On a wild hair, we decide to go to Green Bay since none of us has ever been there, we have a car and it isn’t all that far away. The countryside is gorgeous, Green Bay is smaller than I imagined it would be but we find an absolutely excellent pizza place called Jake’s where we enjoy icy cold PBR’s and a square cut pizza that is to die for.
Afterwards we go to Lambeau Field because you just have to do that when you are in Green Bay, right?
And we stop to sample the wares at Hinterland brewery afterwards. Nice day!
The next day is museum day and we take in the Rogers Street Fishing Village Museum in Two Rivers where we learn that this area was actually settled by French Canadians.
We visit a restored home in which they might have lived and see how the lighthouse, fish packing house and Kahlenberg engine building might have functioned back in those days. They have a nice artifact museum and a lot of Coast Guard memorabilia.
From there we return to Manitowoc to the Rahr Art Museum which is right next to the Sputnik memorial. It is housed in a lovely old mansion that belonged to the Rahr family.
They have a large collection of Boehm birds that is especially impressive. I never knew Boehm made porcelain birds of this magnitude. You might not be able to tell from the photo but this eagle mom is about 2′ tall.
The museum’s collection is small, eclectic and makes a nice way to spend an hour or so.
We return our rental car and walk through town to the Courthouse Pub where Jerry and I sample our first ever fried cheese curds. Blake has had them many times but declares these to rate high in comparison and we LOVE them!
We explore the Maritime Museum on the way back to the marina and learn about the subs that were manufactured here in Manitowoc (who knew!). They launched them here and piloted them down to Chicago where they were loaded onto barges and then floated down the Mississippi to be armed in New Orleans and deployed from there.
We get a very cool guided tour of the Cobia, a sub which wasn’t actually built here but which is a pretty good representation of what one of them would have been like.

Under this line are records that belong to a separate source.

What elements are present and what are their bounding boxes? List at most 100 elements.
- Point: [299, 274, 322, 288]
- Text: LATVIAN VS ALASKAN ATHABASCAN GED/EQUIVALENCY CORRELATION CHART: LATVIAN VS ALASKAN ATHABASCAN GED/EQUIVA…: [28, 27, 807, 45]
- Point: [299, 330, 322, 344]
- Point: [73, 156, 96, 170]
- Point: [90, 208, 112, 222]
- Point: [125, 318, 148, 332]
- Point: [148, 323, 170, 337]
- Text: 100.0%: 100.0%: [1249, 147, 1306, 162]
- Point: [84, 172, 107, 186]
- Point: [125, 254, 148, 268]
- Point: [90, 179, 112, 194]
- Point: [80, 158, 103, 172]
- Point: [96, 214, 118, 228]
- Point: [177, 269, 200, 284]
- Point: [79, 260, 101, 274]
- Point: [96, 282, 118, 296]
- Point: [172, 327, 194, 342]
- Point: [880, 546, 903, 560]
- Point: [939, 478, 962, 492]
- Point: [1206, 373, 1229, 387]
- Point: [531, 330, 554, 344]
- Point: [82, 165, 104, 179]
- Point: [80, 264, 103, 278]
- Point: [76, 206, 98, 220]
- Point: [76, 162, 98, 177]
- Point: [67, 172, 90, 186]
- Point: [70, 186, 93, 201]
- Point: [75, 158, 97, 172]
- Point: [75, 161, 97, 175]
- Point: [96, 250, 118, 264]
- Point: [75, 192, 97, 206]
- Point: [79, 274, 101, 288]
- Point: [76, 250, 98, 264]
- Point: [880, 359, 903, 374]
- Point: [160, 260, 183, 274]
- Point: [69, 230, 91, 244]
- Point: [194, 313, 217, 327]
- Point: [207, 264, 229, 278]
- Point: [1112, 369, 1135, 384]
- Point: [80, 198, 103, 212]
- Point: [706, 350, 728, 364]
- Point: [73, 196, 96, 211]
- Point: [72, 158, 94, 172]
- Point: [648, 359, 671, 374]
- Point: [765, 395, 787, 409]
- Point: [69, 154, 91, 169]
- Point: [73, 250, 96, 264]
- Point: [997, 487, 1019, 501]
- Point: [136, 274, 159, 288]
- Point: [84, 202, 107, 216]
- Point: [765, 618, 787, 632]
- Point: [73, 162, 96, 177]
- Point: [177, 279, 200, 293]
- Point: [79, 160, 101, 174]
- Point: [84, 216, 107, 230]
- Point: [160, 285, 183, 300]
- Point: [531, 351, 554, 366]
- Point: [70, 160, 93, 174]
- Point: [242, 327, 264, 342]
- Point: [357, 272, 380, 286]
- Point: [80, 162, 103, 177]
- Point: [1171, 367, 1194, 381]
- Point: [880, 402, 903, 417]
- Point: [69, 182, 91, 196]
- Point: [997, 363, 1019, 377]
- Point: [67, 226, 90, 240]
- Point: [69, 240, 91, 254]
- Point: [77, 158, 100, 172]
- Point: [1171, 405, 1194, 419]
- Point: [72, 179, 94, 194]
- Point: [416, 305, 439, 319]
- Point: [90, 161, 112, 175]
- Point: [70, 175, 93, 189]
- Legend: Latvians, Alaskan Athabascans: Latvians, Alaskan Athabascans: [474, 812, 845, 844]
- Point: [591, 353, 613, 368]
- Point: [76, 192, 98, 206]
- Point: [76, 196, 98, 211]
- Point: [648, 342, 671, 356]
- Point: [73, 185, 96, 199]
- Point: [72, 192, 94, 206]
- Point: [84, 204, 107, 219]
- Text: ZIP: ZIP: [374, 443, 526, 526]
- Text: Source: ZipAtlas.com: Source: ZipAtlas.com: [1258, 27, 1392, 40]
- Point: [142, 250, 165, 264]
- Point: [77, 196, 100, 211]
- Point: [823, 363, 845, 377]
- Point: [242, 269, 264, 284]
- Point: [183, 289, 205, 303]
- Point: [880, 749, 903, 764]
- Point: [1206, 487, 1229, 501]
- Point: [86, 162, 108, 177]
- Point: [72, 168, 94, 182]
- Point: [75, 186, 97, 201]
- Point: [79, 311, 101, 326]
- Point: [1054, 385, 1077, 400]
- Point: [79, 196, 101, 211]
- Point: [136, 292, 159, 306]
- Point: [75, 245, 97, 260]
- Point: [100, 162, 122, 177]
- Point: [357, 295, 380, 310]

The Maritime Museum’s collection includes a nice display of America’s Great Loop! We have covered over 5,000 miles of it now!
The next stop is Sheboygan, where we are all impressed with the effort that has gone into downtown revitalization. The marina is sheltered by a rock breakwater and the waterfront along the Sheboygan River is rimmed with brand new docks and new muti-family housing that is clean and modern. There are tons of bars, pubs and restaurants along the walkway and on 8th street which runs through the middles of town. They are gearing up for an Octoberfest in a park that has a nice bandstand.
That night we go to sleep laughing because as it gets dark about a hundred ducks have gathered in each of the fairways and we are tickled to listen to them quack back and forth, some seem happy and some definitely don’t!
We leave Sheboygan on a calm morning with the water of Lake Michigan as smooth as glass and once clear of the city, the coast is mostly sandy beach with pines. There are farms in the distance but not much developed area close to the water, which surprises us. We arrive in Port Washington, explore a little and get ready to hit Milwaukee to pick up Zack and then on to Chicago! As Zack says, “Good times are coming!” Hope Jerry and I can keep up with them!
HI there! I’ve been enjoying your blog, just found it a few weeks ago! I notice that you have decided to travel down the west side of lake Michigan, most of the other loopers I’ve read about have travelled via the east side.
What are your thoughts about which side to travel down?
We’re reading everyone’s blogs… hoping to take the loop trip sometime in the future!